Париж облекался в тот прозрачный туман, который приносит с собою осень. День уже прошел, ночь еще не наступила, и фонари зажигались, будто звезды в небе, затянутом облаками.
Толпа заполняла улицы. Толпа пестрая, странная, занятая, веселая и шумная, толпа, отправлявшаяся на танцы. Тогда танцевали повсюду, танцевали для удовольствия, из необходимости или из чувства долга.

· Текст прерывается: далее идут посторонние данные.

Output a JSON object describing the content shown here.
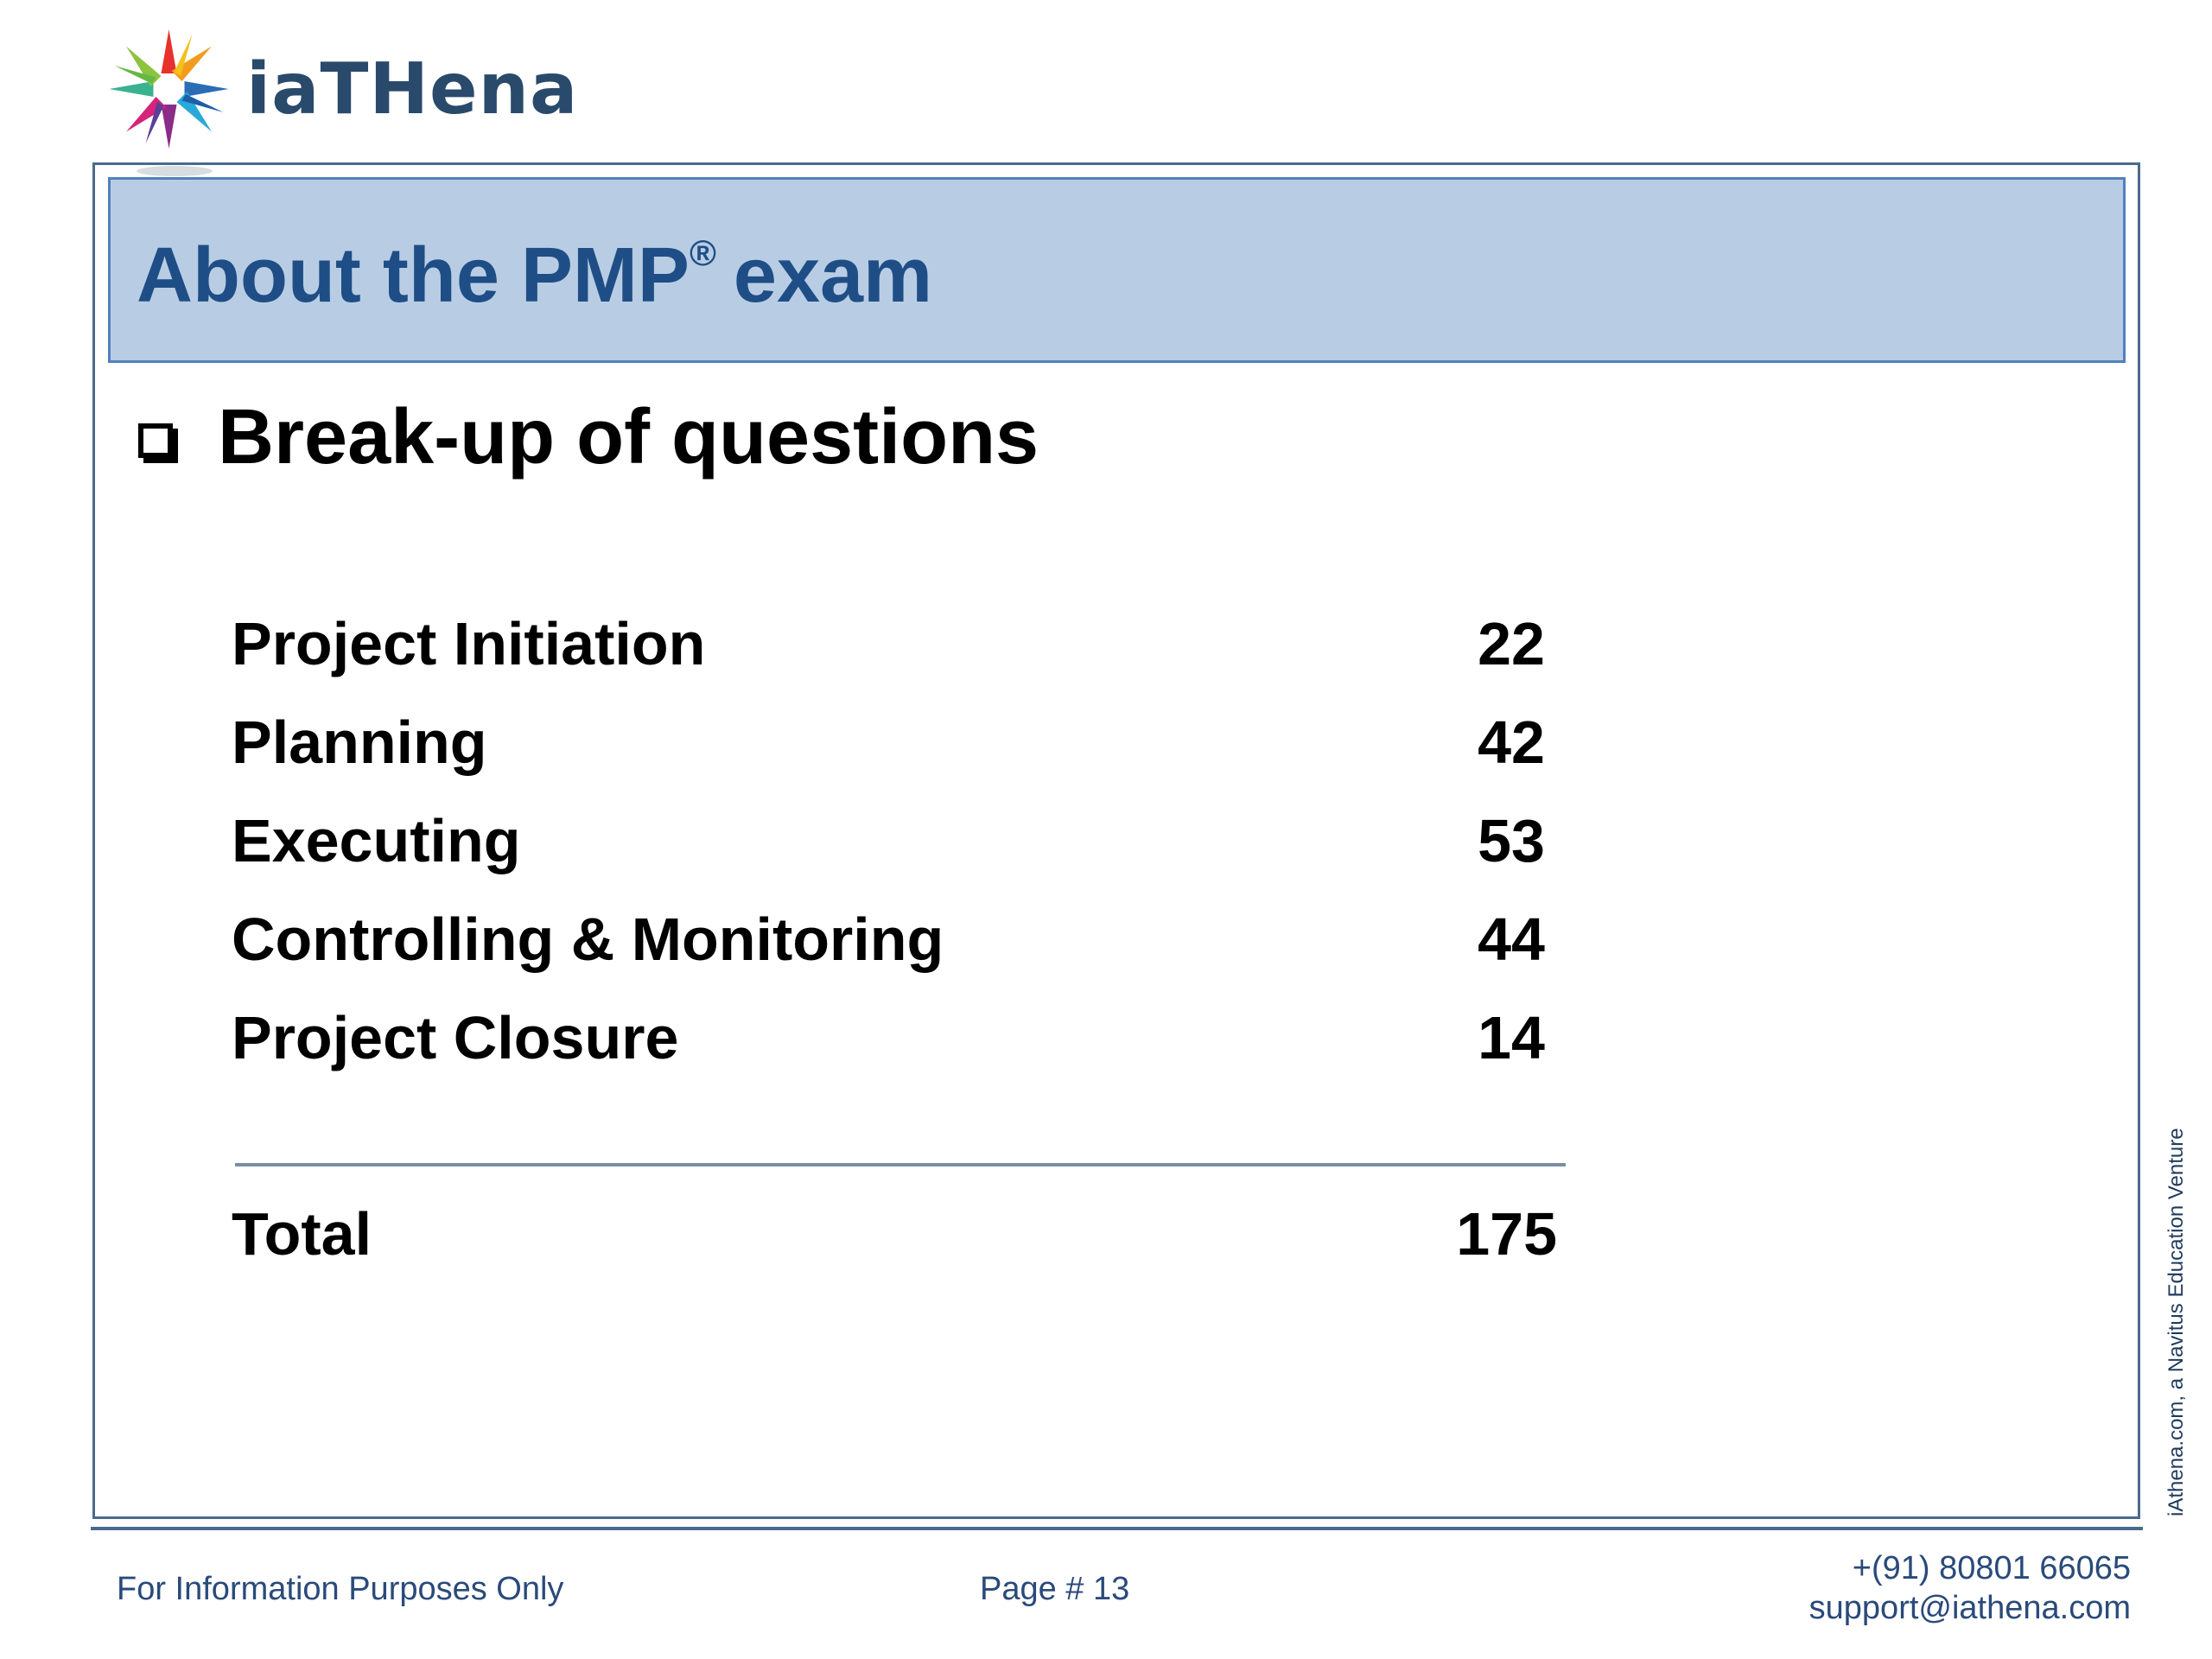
{
  "brand": {
    "name": "iaTHena"
  },
  "slide": {
    "title": "About the PMP",
    "title_mark": "®",
    "title_suffix": "exam",
    "bullet_heading": "Break-up of questions",
    "rows": [
      {
        "label": "Project Initiation",
        "value": "22"
      },
      {
        "label": "Planning",
        "value": "42"
      },
      {
        "label": "Executing",
        "value": "53"
      },
      {
        "label": "Controlling & Monitoring",
        "value": "44"
      },
      {
        "label": "Project Closure",
        "value": "14"
      }
    ],
    "total": {
      "label": "Total",
      "value": "175"
    }
  },
  "side_note": "iAthena.com, a Navitus Education Venture",
  "footer": {
    "disclaimer": "For Information Purposes Only",
    "page": "Page # 13",
    "phone": "+(91) 80801 66065",
    "email": "support@iathena.com"
  },
  "colors": {
    "title_band": "#b8cde4",
    "title_text": "#1f4e86",
    "frame": "#4a6a8c"
  }
}
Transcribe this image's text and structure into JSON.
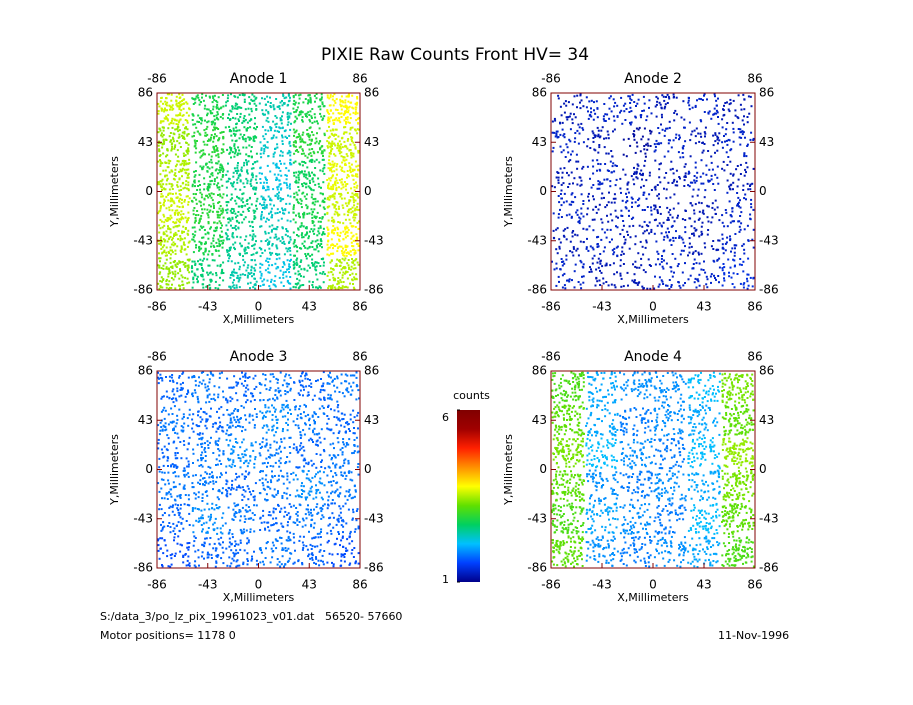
{
  "title": "PIXIE Raw Counts Front HV= 34",
  "chart_data": [
    {
      "type": "heatmap",
      "title": "Anode 1",
      "xlabel": "X,Millimeters",
      "ylabel": "Y,Millimeters",
      "xlim": [
        -86,
        86
      ],
      "ylim": [
        -86,
        86
      ],
      "xticks": [
        -86,
        -43,
        0,
        43,
        86
      ],
      "yticks": [
        -86,
        -43,
        0,
        43,
        86
      ],
      "x2ticks": [
        -86,
        86
      ],
      "y2ticks": [
        -86,
        -43,
        0,
        43,
        86
      ],
      "z": [
        [
          3.6,
          2.8,
          2.6,
          2.4,
          2.8,
          3.8
        ],
        [
          3.4,
          2.9,
          2.7,
          2.3,
          2.9,
          3.6
        ],
        [
          3.5,
          2.8,
          2.5,
          2.2,
          2.7,
          3.7
        ],
        [
          3.6,
          2.9,
          2.6,
          2.3,
          2.8,
          3.6
        ],
        [
          3.5,
          2.8,
          2.5,
          2.4,
          2.7,
          3.8
        ],
        [
          3.4,
          2.6,
          2.4,
          2.2,
          2.6,
          3.5
        ]
      ]
    },
    {
      "type": "heatmap",
      "title": "Anode 2",
      "xlabel": "X,Millimeters",
      "ylabel": "Y,Millimeters",
      "xlim": [
        -86,
        86
      ],
      "ylim": [
        -86,
        86
      ],
      "xticks": [
        -86,
        -43,
        0,
        43,
        86
      ],
      "yticks": [
        -86,
        -43,
        0,
        43,
        86
      ],
      "x2ticks": [
        -86,
        86
      ],
      "y2ticks": [
        -86,
        -43,
        0,
        43,
        86
      ],
      "z": [
        [
          1.2,
          1.3,
          1.3,
          1.2,
          1.3,
          1.2
        ],
        [
          1.3,
          1.2,
          1.1,
          1.3,
          1.2,
          1.3
        ],
        [
          1.2,
          1.3,
          1.2,
          1.2,
          1.3,
          1.2
        ],
        [
          1.3,
          1.2,
          1.3,
          1.2,
          1.2,
          1.3
        ],
        [
          1.2,
          1.3,
          1.2,
          1.3,
          1.2,
          1.3
        ],
        [
          1.3,
          1.2,
          1.2,
          1.3,
          1.3,
          1.4
        ]
      ]
    },
    {
      "type": "heatmap",
      "title": "Anode 3",
      "xlabel": "X,Millimeters",
      "ylabel": "Y,Millimeters",
      "xlim": [
        -86,
        86
      ],
      "ylim": [
        -86,
        86
      ],
      "xticks": [
        -86,
        -43,
        0,
        43,
        86
      ],
      "yticks": [
        -86,
        -43,
        0,
        43,
        86
      ],
      "x2ticks": [
        -86,
        86
      ],
      "y2ticks": [
        -86,
        -43,
        0,
        43,
        86
      ],
      "z": [
        [
          1.7,
          1.8,
          1.7,
          1.8,
          1.7,
          1.8
        ],
        [
          1.8,
          1.7,
          1.8,
          1.9,
          1.8,
          1.7
        ],
        [
          1.7,
          1.8,
          1.9,
          1.8,
          1.7,
          1.8
        ],
        [
          1.8,
          1.8,
          1.7,
          1.8,
          1.9,
          1.8
        ],
        [
          1.7,
          1.9,
          1.8,
          1.7,
          1.8,
          1.7
        ],
        [
          1.6,
          1.7,
          1.7,
          1.8,
          1.7,
          1.6
        ]
      ]
    },
    {
      "type": "heatmap",
      "title": "Anode 4",
      "xlabel": "X,Millimeters",
      "ylabel": "Y,Millimeters",
      "xlim": [
        -86,
        86
      ],
      "ylim": [
        -86,
        86
      ],
      "xticks": [
        -86,
        -43,
        0,
        43,
        86
      ],
      "yticks": [
        -86,
        -43,
        0,
        43,
        86
      ],
      "x2ticks": [
        -86,
        86
      ],
      "y2ticks": [
        -86,
        -43,
        0,
        43,
        86
      ],
      "z": [
        [
          3.1,
          2.0,
          1.9,
          1.9,
          2.1,
          3.3
        ],
        [
          3.2,
          2.0,
          1.8,
          1.9,
          2.0,
          3.2
        ],
        [
          3.3,
          2.1,
          1.9,
          1.8,
          2.1,
          3.4
        ],
        [
          3.2,
          1.9,
          1.8,
          1.9,
          2.0,
          3.3
        ],
        [
          3.1,
          2.0,
          1.9,
          1.8,
          2.1,
          3.2
        ],
        [
          3.2,
          1.9,
          1.8,
          1.9,
          2.0,
          3.1
        ]
      ]
    }
  ],
  "colorbar": {
    "label": "counts",
    "lim": [
      1,
      6
    ],
    "ticks": [
      1,
      6
    ],
    "colors": [
      "#00008b",
      "#0040ff",
      "#00c0ff",
      "#00d060",
      "#60e000",
      "#ffff00",
      "#ff9000",
      "#ff2000",
      "#a00000",
      "#800000"
    ]
  },
  "footer": {
    "file": "S:/data_3/po_lz_pix_19961023_v01.dat   56520- 57660",
    "motor": "Motor positions= 1178 0",
    "date": "11-Nov-1996"
  }
}
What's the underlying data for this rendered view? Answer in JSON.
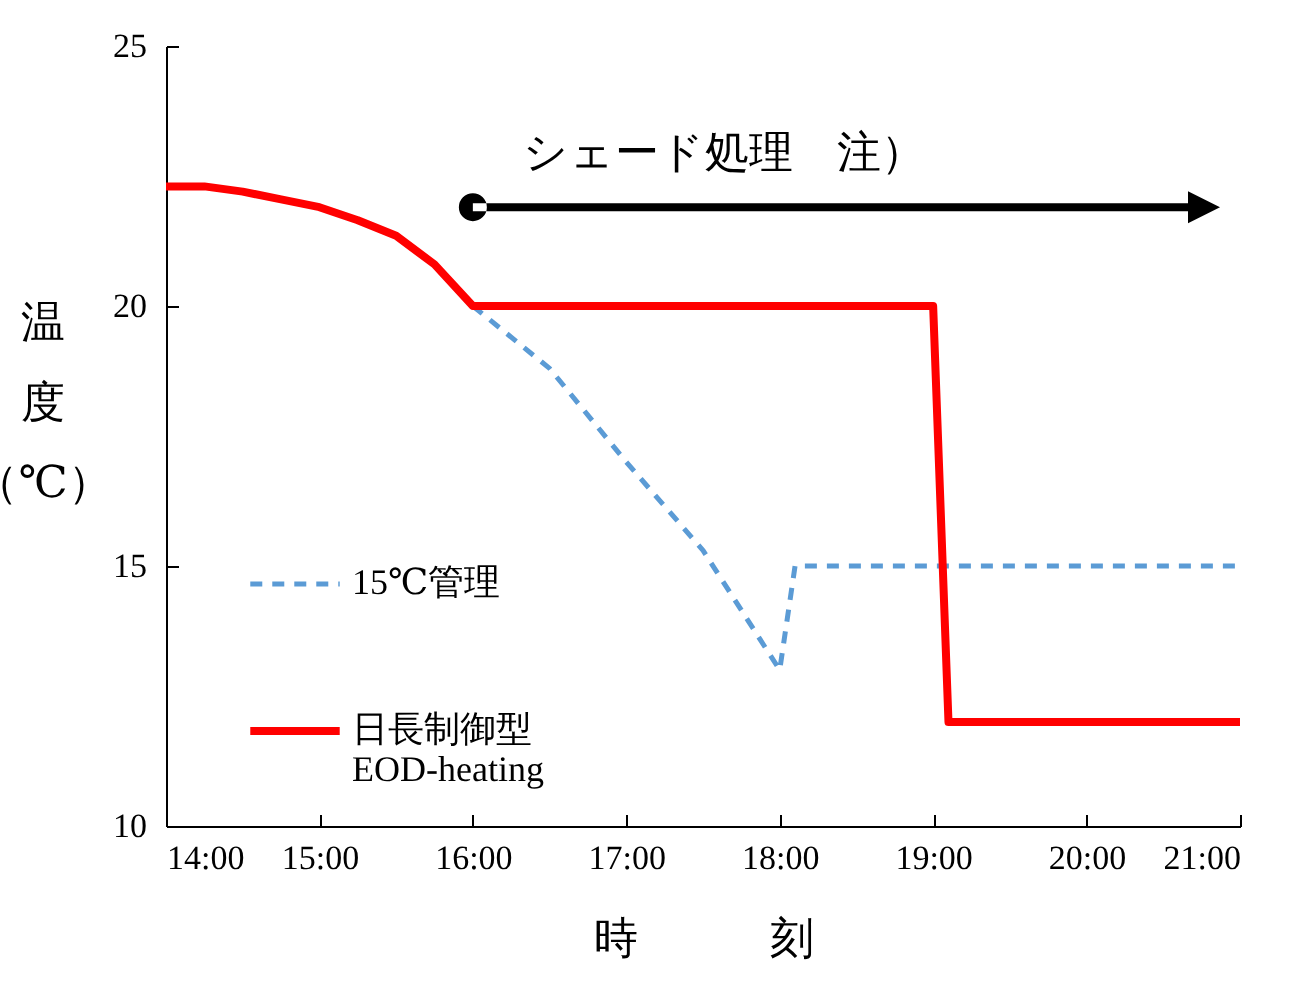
{
  "chart_data": {
    "type": "line",
    "xlabel": "時　　　刻",
    "ylabel": "温度（℃）",
    "xlim": [
      14,
      21
    ],
    "xticks": [
      {
        "value": 14,
        "label": "14:00"
      },
      {
        "value": 15,
        "label": "15:00"
      },
      {
        "value": 16,
        "label": "16:00"
      },
      {
        "value": 17,
        "label": "17:00"
      },
      {
        "value": 18,
        "label": "18:00"
      },
      {
        "value": 19,
        "label": "19:00"
      },
      {
        "value": 20,
        "label": "20:00"
      },
      {
        "value": 21,
        "label": "21:00"
      }
    ],
    "ylim": [
      10,
      25
    ],
    "yticks": [
      10,
      15,
      20,
      25
    ],
    "legend": "left",
    "series": [
      {
        "name": "15℃管理",
        "color": "#5b9bd5",
        "line_style": "dashed",
        "x": [
          16,
          16.5,
          17,
          17.5,
          18,
          18.1,
          21
        ],
        "values": [
          20,
          18.8,
          17,
          15.3,
          13,
          15,
          15
        ]
      },
      {
        "name": "日長制御型\nEOD-heating",
        "color": "#ff0000",
        "line_style": "solid",
        "x": [
          14,
          14.25,
          14.5,
          14.75,
          15,
          15.25,
          15.5,
          15.75,
          16,
          19,
          19.1,
          21
        ],
        "values": [
          22.3,
          22.3,
          22.2,
          22.05,
          21.9,
          21.65,
          21.35,
          20.8,
          20,
          20,
          12,
          12
        ]
      }
    ],
    "annotations": [
      {
        "text": "シェード処理　注）",
        "x": 16,
        "y": 21.9
      }
    ]
  }
}
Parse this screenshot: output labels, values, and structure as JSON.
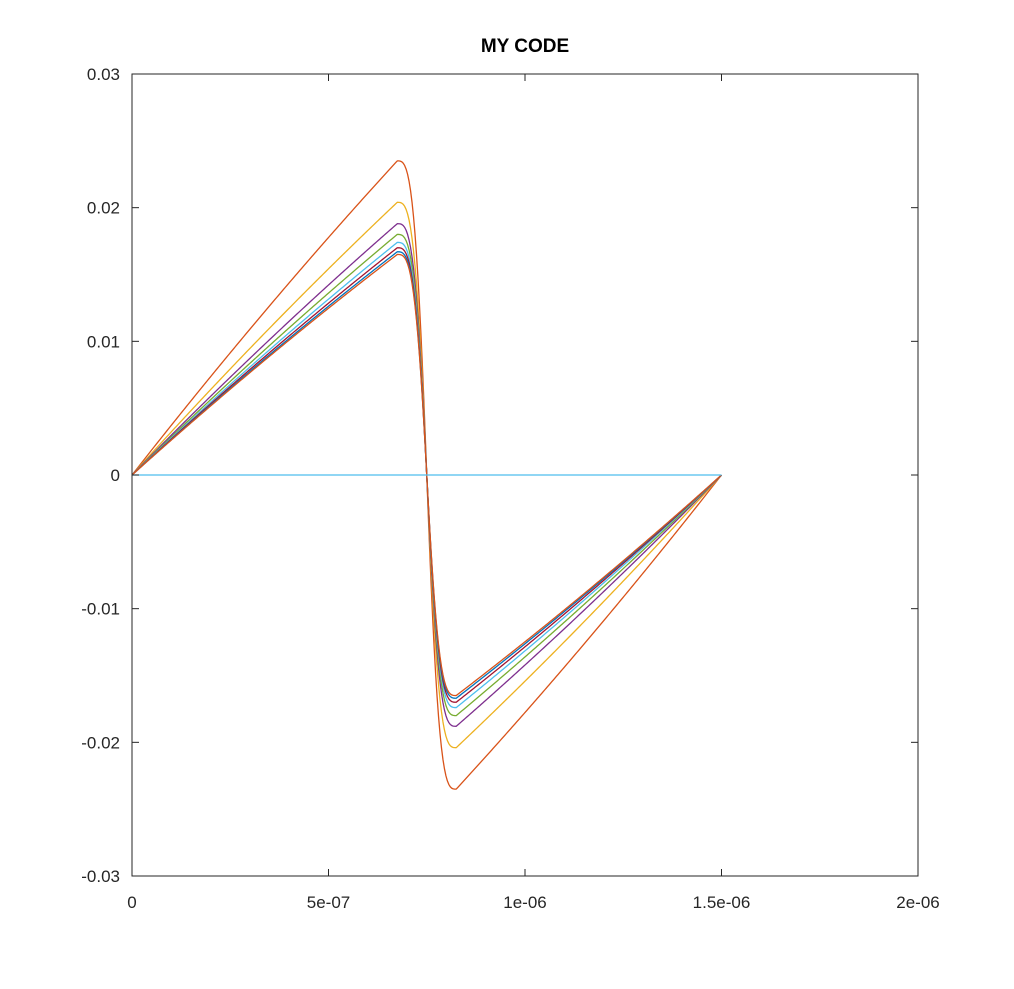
{
  "chart_data": {
    "type": "line",
    "title": "MY CODE",
    "xlabel": "",
    "ylabel": "",
    "xlim": [
      0,
      2e-06
    ],
    "ylim": [
      -0.03,
      0.03
    ],
    "xticks": [
      0,
      5e-07,
      1e-06,
      1.5e-06,
      2e-06
    ],
    "xtick_labels": [
      "0",
      "5e-07",
      "1e-06",
      "1.5e-06",
      "2e-06"
    ],
    "yticks": [
      0.03,
      0.02,
      0.01,
      0,
      -0.01,
      -0.02,
      -0.03
    ],
    "ytick_labels": [
      "0.03",
      "0.02",
      "0.01",
      "0",
      "-0.01",
      "-0.02",
      "-0.03"
    ],
    "grid": false,
    "box": true,
    "legend": "none",
    "colors": [
      "#0072bd",
      "#d95319",
      "#edb120",
      "#7e2f8e",
      "#77ac30",
      "#4dbeee",
      "#a2142f"
    ],
    "x_end": 1.5e-06,
    "x_center": 7.5e-07,
    "series_shape": {
      "x_peak_pos": 6.75e-07,
      "x_peak_neg": 8.3e-07
    },
    "series": [
      {
        "color": "#d95319",
        "peak": 0.0235
      },
      {
        "color": "#edb120",
        "peak": 0.0204
      },
      {
        "color": "#7e2f8e",
        "peak": 0.0188
      },
      {
        "color": "#77ac30",
        "peak": 0.018
      },
      {
        "color": "#4dbeee",
        "peak": 0.0174
      },
      {
        "color": "#a2142f",
        "peak": 0.017
      },
      {
        "color": "#0072bd",
        "peak": 0.0167
      },
      {
        "color": "#d95319",
        "peak": 0.0165
      },
      {
        "color": "#4dbeee",
        "peak": 0.0
      }
    ]
  }
}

Довольно давно уже Франция стояла по колено в крови, с головой, забитой политическими заботами, с желудком, раздираемым голодом. Франция не хотела более ни трибунов, ни палачей, ни гильотины, ни убийств, а только балов и спектаклей. Настал час реакции, реакции удовольствия! Франция разорилась, но будет танцевать. Отели разрушили, разграбили, сожгли, но Руджиери, великий человек, раскрыл сад Тиволи.
Посмотрите, как бежит эта толпа, еще в трауре, на насмешливых губах которой опять появилась улыбка! Как поспешно бежит она смотреть новую пьесу, которую гражданин Сажрэ поставил в Фейдо!
Здесь щеголь в кафтане голубиного цвета с пуговицами большими, как тарелки, в пестром жилете, в галстуке, доходящем до верхней губы, с кривой тростью, в серьгах, с двумя цепочками у часов, висящими на двух широких, голубой и розовой лентах.
Там с голыми плечами, с газовыми волнами на голове вместо накидки гражданка, никогда не бывшая знатной дамой, но мода и красота провозгласили ее королевой. Посторонитесь! Вот Марион!
Кто такая Марион – вы сейчас узнаете это. Ей восемнадцать лет; губы у нее алые, глаза темные, белые плечи исчезают под густыми локонами роскошных волос, развевающихся на вечернем ветре, у нее гибкий и смелый стан, стройные ножки, изящные руки, задорный смех. Жизнь ее – песня, сердце – ее тайна. Знатные вельможи, еще оставшиеся в Париже, обещают ей разные чудеса; щеголи оспаривают ее друг у друга, но Марион не любит никого… или никто не знает, кого она любит.